The safety and security systems of nuclear power plants and spent fuel facilities, robust though they are, were not designed with a full-scale and protracted war in mind. The personnel at the Chernobyl and Zaporizhzhia power plants have been effectively captives of the Russian military. They are operating under duress, worried about their lives and the lives of their families, all the while reporting to people who, it is safe to assume, know nothing about the safe operation of a nuclear facility. Even basic repairs or access to the necessary relief might become impossible due to the intense fighting surrounding the power plants.
In short, the attack on and capture of a civilian nuclear facility is unprecedented. It is a situation of crisis management, not preparedness. Beyond the compromised security of nuclear power plants in Ukraine, Russia’s actions dealt a profound blow to international nuclear governance. Moscow was one of the founders and most influential members of the IAEA, which is among the oldest and most revered international organizations ever established. The IAEA’s mandate is to promote safe and secure applications of peaceful nuclear energy and ensure that the peaceful atom is not diverted to military purposes.
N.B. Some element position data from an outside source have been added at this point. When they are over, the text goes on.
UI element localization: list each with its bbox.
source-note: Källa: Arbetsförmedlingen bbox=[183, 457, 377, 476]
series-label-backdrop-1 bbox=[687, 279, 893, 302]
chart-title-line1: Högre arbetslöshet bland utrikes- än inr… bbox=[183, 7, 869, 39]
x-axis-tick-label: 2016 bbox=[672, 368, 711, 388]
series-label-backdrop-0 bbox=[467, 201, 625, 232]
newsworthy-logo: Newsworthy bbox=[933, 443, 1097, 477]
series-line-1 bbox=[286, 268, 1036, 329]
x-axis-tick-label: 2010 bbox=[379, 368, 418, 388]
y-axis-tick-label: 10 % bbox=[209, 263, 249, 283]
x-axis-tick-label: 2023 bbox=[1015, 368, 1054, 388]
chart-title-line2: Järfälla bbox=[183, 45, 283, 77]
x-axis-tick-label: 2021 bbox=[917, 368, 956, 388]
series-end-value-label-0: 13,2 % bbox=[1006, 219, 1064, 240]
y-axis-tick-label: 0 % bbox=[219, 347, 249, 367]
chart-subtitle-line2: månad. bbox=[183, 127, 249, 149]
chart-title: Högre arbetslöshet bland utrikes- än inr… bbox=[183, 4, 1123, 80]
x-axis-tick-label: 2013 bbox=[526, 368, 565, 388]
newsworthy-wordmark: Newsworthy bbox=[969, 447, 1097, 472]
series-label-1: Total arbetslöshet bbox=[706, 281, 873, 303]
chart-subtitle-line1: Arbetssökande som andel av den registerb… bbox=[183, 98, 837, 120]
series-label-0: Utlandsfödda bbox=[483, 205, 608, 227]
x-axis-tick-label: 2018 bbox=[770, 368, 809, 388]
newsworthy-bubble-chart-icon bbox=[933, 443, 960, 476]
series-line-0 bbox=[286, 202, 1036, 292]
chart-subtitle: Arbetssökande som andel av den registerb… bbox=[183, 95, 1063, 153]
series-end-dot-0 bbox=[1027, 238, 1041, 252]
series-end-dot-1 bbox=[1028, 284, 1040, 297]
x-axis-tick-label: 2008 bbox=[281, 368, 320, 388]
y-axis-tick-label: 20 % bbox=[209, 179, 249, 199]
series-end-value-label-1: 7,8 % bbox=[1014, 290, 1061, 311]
Essentially, a major nuclear power and a stakeholder in the international nuclear order, the Russian Federation, has gone rogue, glibly breaking the rules it was once part of creating. It is a world none of us want to live in.
Mariana Budjeryn is a research associate with the Project on Managing the Atom at the Harvard Kennedy School Belfer Center. Her book “Inheriting the Bomb: The Collapse of the USSR and the Nuclear Disarmament of Ukraine” will be published later this year.